HL Deb 20 December 1965 vol 271 cc871-2

2.35 p.m.


My Lords, I beg leave to ask the Question which stands in my name on the Order Paper.

[The Question was as follows.

To ask Her Majesty's Government what plans they have for the future of Milford Dock.]


My Lords, these docks are owned by the Milford Docks Company. The Government are aware of the difficulties facing the company, and are watching the position closely.


My Lords, I thank the noble Lord for that Answer, which does not take us much further. But may I ask him whether he is aware that Milford Haven is one of the finest natural ports in the entire country? And, since it is a natural port for the import of iron ore would he look carefully into the possibility of making use of this port for the import of iron ore in bulk?


My Lords, it is agreed that Milford Haven— the docks apart—has excellent deep water; but, as the noble Lord will be aware, the steelworks are at Port Talbot and Newport. The Government issued a White Paper comparatively recently in regard to this question and I do not think there is any chance of their moving from the view they expressed in the White Paper.


My Lords, is the noble Lord aware that the White Paper envisages ore carriers of up to 65,000 tons. and is he aware that these are already completely out of date; that iron ore is being carried in bulk carriers of up to 100,000 tons, and that Japan is building one of 200,000 tons? This being the case, would he ask his right honourable friend to have another look at the conclusions in the White Paper?


My Lords, it is agreed that the initial capital expenditure of a terminal at Milford Haven might be less, but normal running costs would be higher than where it is proposed to site the jetties. It would mean a very long rail haul from Milford Haven to the steelworks at Port Talbot or Newport. But my right honourable friend, in conjunction with the Secretary of State for Wales, has this matter in hand.


My Lords, would not the noble Lord agree that we are in some danger of confusion between Milford Dock, mentioned in the Question, and Milford Haven, which is a much bigger area; and the iron ore terminal would be in the Haven, not necessarily in the Dock, which is perhaps a little obsolete. Many of us are hoping that the Haven will be used for the receipt of iron ore?


My Lords, in my answer to the first supplementary I tried to draw a distinction between the Haven and the Docks, but I took it that the noble Lord was referring to one of the propositions put up by the new Chairman of the Docks Company to the Secretary of State for Wales and to the Board of Trade.

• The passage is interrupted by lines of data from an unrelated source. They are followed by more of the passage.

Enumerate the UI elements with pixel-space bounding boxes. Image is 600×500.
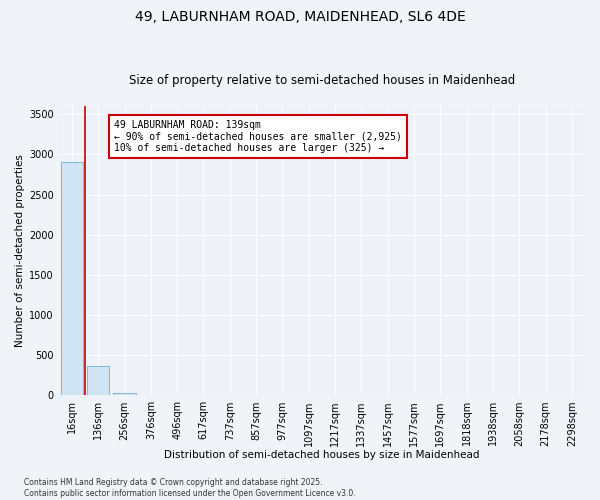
- Bar: [61, 162, 83, 396]
- Y-axis label: Number of semi-detached properties: Number of semi-detached properties: [15, 154, 25, 347]
- Title: Size of property relative to semi-detached houses in Maidenhead: Size of property relative to semi-detach…: [129, 74, 515, 87]
- Bar: [87, 366, 109, 396]
- Text: 49, LABURNHAM ROAD, MAIDENHEAD, SL6 4DE: 49, LABURNHAM ROAD, MAIDENHEAD, SL6 4DE: [134, 10, 466, 24]
- Text: Contains HM Land Registry data © Crown copyright and database right 2025.
Contai: Contains HM Land Registry data © Crown c…: [24, 478, 356, 498]
- Text: 49 LABURNHAM ROAD: 139sqm
← 90% of semi-detached houses are smaller (2,925)
10% : 49 LABURNHAM ROAD: 139sqm ← 90% of semi-…: [114, 120, 402, 153]
- X-axis label: Distribution of semi-detached houses by size in Maidenhead: Distribution of semi-detached houses by …: [164, 450, 479, 460]
- Bar: [113, 394, 136, 396]
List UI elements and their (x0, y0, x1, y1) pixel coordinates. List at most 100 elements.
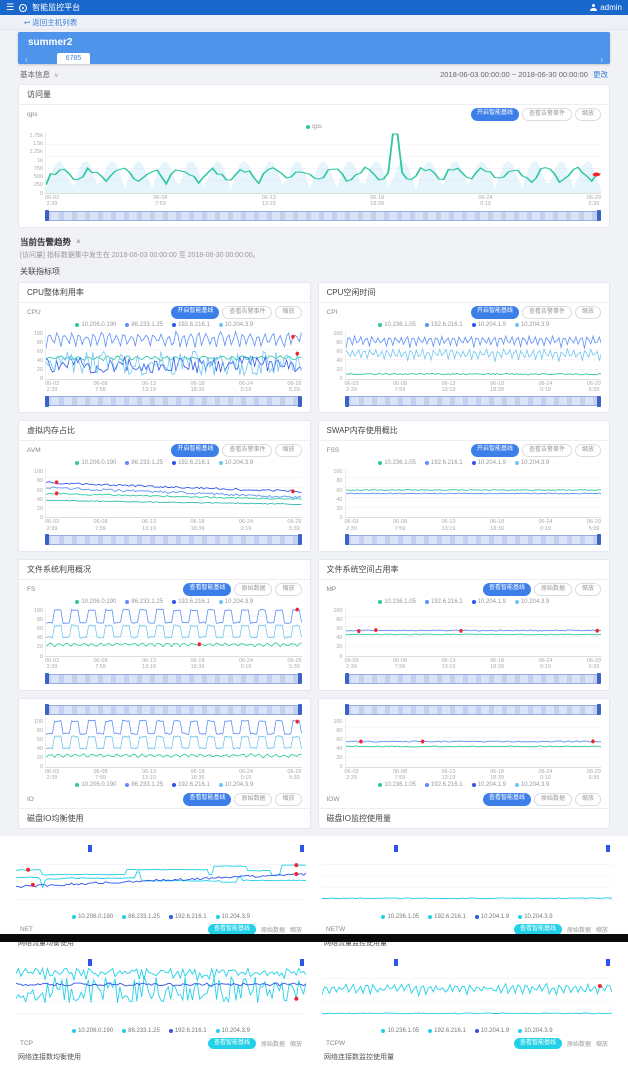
bottom-chart[interactable] (322, 967, 612, 1026)
brush-bar[interactable] (45, 534, 302, 546)
brush-handle-left[interactable] (344, 704, 349, 715)
legend-item[interactable]: 86.233.1.25 (125, 599, 163, 605)
brush-handle-left[interactable] (45, 210, 49, 222)
brush-handle-right[interactable] (297, 704, 302, 715)
zoom-handle-icon[interactable] (393, 845, 398, 853)
brush-handle-left[interactable] (344, 673, 349, 684)
legend-item[interactable]: 192.6.216.1 (168, 914, 207, 920)
legend-item[interactable]: 10.204.3.9 (514, 322, 549, 328)
legend-item[interactable]: 86.233.1.25 (125, 782, 163, 788)
legend-item[interactable]: 10.204.3.9 (218, 599, 253, 605)
legend-item[interactable]: 192.6.216.1 (172, 460, 210, 466)
baseline-button[interactable]: 查看智能基线 (207, 1038, 256, 1050)
zoom-handle-icon[interactable] (606, 845, 610, 853)
visits-chart[interactable] (45, 132, 601, 194)
legend-item[interactable]: 192.6.216.1 (424, 322, 463, 328)
alert-section-header[interactable]: 当前告警趋势 ∧ (18, 228, 610, 250)
events-button[interactable]: 原始数据 (234, 582, 273, 596)
hamburger-menu-icon[interactable]: ☰ (6, 2, 15, 12)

My Lords, do Her Majesty's Government appreciate that British Railways' modernisation plans include the running of liner-trains, which would lower the cost of freighting ore from Milford Haven to the steelworks, and do Her Majesty's Government realise that, although very big bulk carriers may come into Milford Haven, they will in many cases need to be serviced by smaller vessels for which the docks are an essential ancillary?


My Lords, all aspects of this question have been gone into. It is not a question of liner-trains but of company trains, or "merry-go-round" trains almost on a continuous belt. But I will call the attention of the Secretary of State for Wales and my right honourable friend to what has been said in this House to-day.